I'm a driver who commutes 50 km each way. Traffic congestion gets more frustrating each day. I'm in favor of anythign that gets drivers off the road and onto public transportation. I dont' have that option but others might, so I hope the Obama green initiatives will move quickly in providing transportation alternatives.


It's hard to give up your car, even with everything within easy walking distance and the subway across the street, as I have.

This situation is the best that urban life has to offer. There's even an autoshare across the street. But a personal car is always right there, night and day, and it can store stuff. It's like a living room extension. It's a fantastic convenience and freedom.

However, the cost becomes a big factor. Less trips, a more economical model, and public transit that is clean and efficient, all make it actually easier to maintain a car, even though it's not used anything like as much as a suburban dweller would use it.

Having the choice is a luxury that may be denied coming generations unless cars change dramatically.

texas walker,

I think it would be better to spend the billions going to the auto manufacturers on the kind of green initiatives mentioned above rather than supporting more cars.

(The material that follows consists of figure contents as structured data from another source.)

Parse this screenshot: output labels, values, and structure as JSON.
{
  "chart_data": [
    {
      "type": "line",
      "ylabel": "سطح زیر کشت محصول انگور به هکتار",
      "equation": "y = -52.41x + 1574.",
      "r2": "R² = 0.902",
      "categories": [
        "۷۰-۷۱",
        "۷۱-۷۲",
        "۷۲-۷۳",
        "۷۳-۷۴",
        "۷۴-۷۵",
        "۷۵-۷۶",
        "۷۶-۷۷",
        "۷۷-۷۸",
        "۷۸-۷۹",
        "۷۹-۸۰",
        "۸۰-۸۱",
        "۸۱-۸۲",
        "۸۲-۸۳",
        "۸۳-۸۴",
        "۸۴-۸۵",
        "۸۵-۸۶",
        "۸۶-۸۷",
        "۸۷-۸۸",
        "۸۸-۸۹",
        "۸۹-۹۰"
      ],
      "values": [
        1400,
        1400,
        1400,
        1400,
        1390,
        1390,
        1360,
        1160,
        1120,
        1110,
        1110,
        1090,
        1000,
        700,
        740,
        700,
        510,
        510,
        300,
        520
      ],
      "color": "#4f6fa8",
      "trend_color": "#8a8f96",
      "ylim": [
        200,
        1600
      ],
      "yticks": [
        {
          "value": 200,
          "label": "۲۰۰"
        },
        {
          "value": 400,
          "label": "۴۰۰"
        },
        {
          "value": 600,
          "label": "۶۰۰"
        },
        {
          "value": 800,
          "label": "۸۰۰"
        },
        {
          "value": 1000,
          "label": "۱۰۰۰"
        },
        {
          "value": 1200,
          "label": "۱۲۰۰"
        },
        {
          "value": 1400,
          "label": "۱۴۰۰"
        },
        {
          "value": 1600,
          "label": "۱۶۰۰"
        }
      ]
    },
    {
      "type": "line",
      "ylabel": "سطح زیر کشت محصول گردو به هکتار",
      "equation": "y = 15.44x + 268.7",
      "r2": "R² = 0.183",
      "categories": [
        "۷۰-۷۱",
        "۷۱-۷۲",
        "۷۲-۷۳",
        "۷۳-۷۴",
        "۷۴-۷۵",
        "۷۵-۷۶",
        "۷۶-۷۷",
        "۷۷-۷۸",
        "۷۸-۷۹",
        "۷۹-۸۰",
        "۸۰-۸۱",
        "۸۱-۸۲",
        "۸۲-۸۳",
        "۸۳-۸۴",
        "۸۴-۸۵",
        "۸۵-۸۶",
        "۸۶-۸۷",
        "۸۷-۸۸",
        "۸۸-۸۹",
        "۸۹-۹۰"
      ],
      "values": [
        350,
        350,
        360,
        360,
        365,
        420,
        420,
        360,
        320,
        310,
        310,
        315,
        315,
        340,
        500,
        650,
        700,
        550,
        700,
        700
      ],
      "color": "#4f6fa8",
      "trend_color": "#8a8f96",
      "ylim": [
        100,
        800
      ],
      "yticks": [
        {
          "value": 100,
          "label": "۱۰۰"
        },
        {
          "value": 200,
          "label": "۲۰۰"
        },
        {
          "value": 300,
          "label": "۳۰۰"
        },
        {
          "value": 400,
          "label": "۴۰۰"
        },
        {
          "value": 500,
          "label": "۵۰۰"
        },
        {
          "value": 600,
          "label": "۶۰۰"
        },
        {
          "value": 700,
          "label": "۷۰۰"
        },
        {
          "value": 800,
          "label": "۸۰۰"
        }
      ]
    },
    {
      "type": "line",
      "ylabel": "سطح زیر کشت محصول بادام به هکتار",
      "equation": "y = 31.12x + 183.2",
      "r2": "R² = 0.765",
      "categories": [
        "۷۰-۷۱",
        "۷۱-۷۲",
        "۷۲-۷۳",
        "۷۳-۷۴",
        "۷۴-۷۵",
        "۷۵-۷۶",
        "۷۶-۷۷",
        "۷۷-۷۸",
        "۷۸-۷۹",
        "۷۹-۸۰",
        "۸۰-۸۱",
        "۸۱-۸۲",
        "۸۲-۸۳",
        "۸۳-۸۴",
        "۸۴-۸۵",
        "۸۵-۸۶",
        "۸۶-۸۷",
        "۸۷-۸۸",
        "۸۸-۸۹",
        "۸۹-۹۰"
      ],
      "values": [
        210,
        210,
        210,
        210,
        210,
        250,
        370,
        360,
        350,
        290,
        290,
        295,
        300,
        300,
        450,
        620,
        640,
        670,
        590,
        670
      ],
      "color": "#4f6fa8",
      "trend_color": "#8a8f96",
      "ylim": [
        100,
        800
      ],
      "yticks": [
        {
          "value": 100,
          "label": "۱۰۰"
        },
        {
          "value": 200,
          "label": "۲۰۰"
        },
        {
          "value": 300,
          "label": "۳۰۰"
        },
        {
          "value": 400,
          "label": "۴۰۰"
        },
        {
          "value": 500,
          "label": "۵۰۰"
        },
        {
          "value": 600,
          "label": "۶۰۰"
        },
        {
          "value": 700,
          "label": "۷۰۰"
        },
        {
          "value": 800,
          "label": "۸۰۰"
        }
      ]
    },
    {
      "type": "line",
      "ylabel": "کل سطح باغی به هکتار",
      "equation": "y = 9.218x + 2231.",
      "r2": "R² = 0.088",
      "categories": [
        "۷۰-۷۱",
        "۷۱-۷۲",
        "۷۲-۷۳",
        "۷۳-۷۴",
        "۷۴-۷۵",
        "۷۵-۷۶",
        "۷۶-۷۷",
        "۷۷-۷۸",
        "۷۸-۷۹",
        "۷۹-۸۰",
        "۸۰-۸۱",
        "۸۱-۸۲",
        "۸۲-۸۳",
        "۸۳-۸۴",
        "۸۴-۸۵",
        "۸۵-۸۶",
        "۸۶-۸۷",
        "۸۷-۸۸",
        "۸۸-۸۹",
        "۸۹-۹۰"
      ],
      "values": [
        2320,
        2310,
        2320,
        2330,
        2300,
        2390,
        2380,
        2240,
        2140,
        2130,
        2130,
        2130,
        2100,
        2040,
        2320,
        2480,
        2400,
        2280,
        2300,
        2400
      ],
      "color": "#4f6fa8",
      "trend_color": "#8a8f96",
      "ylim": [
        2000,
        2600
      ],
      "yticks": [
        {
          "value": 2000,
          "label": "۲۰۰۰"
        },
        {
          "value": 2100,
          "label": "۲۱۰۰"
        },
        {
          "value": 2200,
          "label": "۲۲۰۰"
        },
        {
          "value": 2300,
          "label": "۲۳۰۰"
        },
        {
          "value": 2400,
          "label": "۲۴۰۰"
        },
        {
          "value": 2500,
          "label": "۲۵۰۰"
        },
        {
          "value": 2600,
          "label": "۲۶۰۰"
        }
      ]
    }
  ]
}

Sure we'll always want cars but we also want neighborhoods where you can get around without driving.

Where I live there are actually no sidewalks. Not much shops either unless I hop in my car and drive. i could rack up a hundred miles just with regular shoppng on groceries and goign ot the Wallmart


There could be no better investment in America than to invest in America becoming energy independent! We need to utilize everything in out power to reduce our dependence on foreign oil including using our own natural resources.Create cheap clean energy, new badly needed green jobs and reduce our dependence on foreign oil.The high cost of fuel this past year seriously damaged our economy and society. The cost of fuel effects every facet of consumer goods from production to shipping costs. After a brief reprieve gas is inching back up.OPEC will continue to cut production until they achieve their desired 80-100. per barrel.If all gasoline cars, trucks, and SUV's instead had plug-in electric drive trainsthe amount of electricity needed to replace gasoline is about equal to the estimated wind energy potential of the state of North Dakota.There is a really good new book out by Jeff Wilson called The Manhattan Project of 2009 Energy Independence Now.